CHP seçim kaybeder, Kılıçdaroğlu “Gereğini yapacaklarını” söyler, ardından yönetimde ufak bir revizyona gidileceği söylenir, sonra da her şey unutulur ve hiçbir şey olmamış gibi yola devam edilir.
***
CHP Genel Başkanı Kemal Kılıçdaroğlu, Strazburg`da Avrupa Konseyi Genel Sekreteri Thorbjorn Jagland ile görüşmüş.
Kemal Bey çok memnun. Avrupa Parlamentosu yöneticileri ona umduğundan daha fazla ilgi göstermişler. O da bunun etkisiyle olmalı okkalı laflar etmeye çalışmış.
“Jagland ile verimli bir görüşme yaptık” demiş Kılıçdaroğlu. "Strazburg`un, Avrupa Konseyi`nin demokrasi için, demokrasi kültürü için ne kadar önemli bir yer, bir kent olduğunu biliyoruz. Türkiye de Avrupa Konseyi`nin kurucuları arasında, dolayısıyla burada kendi evimizde, kendi sorunlarımızı rahatlıkla tartışabileceğimiz bir mecra olarak görüyoruz."
Tabii herkes gibi biz de bu “Kendi evimiz” ifadesine takıldık.

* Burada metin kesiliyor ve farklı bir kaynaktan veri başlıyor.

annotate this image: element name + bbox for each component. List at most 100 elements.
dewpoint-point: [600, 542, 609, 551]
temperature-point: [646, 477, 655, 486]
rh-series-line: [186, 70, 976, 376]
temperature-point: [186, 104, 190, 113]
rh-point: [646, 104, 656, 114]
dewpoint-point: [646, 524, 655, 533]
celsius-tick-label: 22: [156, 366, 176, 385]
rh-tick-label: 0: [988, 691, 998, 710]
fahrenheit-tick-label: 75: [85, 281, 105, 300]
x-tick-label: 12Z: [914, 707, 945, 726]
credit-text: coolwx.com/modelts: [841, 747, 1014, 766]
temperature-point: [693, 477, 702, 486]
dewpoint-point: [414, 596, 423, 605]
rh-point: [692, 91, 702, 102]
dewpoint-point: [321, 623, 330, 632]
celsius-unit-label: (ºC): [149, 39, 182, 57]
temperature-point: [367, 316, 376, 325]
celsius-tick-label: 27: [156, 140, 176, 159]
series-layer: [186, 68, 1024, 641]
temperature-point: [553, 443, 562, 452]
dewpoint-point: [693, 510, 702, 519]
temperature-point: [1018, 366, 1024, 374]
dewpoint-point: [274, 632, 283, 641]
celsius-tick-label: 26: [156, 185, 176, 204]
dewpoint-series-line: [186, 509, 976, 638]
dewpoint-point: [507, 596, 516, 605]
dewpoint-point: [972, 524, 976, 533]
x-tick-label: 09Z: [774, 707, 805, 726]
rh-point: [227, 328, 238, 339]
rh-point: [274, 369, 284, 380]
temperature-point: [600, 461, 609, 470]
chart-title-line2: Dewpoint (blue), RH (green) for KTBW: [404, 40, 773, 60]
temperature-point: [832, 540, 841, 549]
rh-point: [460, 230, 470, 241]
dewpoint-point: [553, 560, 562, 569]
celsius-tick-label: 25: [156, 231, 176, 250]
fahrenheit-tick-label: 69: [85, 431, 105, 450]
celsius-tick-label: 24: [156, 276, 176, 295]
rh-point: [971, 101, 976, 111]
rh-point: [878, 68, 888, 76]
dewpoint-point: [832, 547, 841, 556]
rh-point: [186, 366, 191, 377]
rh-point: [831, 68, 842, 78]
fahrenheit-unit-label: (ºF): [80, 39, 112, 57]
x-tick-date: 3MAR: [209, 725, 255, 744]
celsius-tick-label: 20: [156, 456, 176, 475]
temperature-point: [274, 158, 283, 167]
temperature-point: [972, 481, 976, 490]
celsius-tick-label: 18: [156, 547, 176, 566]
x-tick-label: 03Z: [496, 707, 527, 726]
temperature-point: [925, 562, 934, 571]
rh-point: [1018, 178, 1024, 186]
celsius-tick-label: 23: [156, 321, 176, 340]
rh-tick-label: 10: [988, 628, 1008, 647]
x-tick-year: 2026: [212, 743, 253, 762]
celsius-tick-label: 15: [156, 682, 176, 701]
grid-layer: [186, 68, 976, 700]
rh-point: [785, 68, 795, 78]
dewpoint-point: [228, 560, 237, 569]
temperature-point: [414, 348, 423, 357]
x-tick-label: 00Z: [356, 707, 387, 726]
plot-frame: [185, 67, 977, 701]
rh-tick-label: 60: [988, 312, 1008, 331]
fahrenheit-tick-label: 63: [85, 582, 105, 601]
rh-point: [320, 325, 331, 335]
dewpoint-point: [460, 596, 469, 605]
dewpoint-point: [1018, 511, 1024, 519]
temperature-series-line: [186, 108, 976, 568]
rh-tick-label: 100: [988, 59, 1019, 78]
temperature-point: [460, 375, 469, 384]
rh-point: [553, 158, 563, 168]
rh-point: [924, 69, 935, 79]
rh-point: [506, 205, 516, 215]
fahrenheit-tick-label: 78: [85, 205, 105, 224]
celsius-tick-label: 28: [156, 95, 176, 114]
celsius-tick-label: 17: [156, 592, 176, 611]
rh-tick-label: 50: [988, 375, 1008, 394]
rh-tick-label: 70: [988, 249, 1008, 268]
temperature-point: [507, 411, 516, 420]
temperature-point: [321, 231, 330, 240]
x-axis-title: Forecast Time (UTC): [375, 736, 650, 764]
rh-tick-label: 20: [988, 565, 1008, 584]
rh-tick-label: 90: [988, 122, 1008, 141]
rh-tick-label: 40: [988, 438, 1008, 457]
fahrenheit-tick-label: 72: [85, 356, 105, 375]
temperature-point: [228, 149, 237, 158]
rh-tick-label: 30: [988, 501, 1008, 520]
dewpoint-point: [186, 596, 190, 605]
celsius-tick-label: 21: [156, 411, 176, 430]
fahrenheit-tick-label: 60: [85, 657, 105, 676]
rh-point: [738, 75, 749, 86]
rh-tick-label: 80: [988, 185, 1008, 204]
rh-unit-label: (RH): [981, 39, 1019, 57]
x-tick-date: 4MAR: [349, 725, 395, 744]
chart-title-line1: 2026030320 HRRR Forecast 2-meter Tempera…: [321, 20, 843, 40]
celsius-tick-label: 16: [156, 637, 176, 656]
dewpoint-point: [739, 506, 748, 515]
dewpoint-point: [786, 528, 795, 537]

Bir insan gittiği yerde hangi durumlarda kendini “evinde gibi” hisseder.
“Mesele demokratik değerler” diyorsanız, “Geçin efendim” derim size.
Kılıçdaroğlu, burada demokrasi olduğuna inanmıyor ki, Avrupa demokrasisinden dolayı Strazburg`da “kendimi evimde hissediyorum” desin.
Öyleyse bir insan hangi durumlarda kendini evinde hisseder?
-Evindeki yaşam tarzı ve konforu gittiği yerde bulduğunda,
-Evinde adam yerine konmayıp gittiği yerde normalden fazla değer verildiğinde,
-Karşıdakilere jest yapmak istendiğinde,
-Nerede olduğunu unuttuğunda…
Kemal Beyin pozisyonunu siz belirleyin.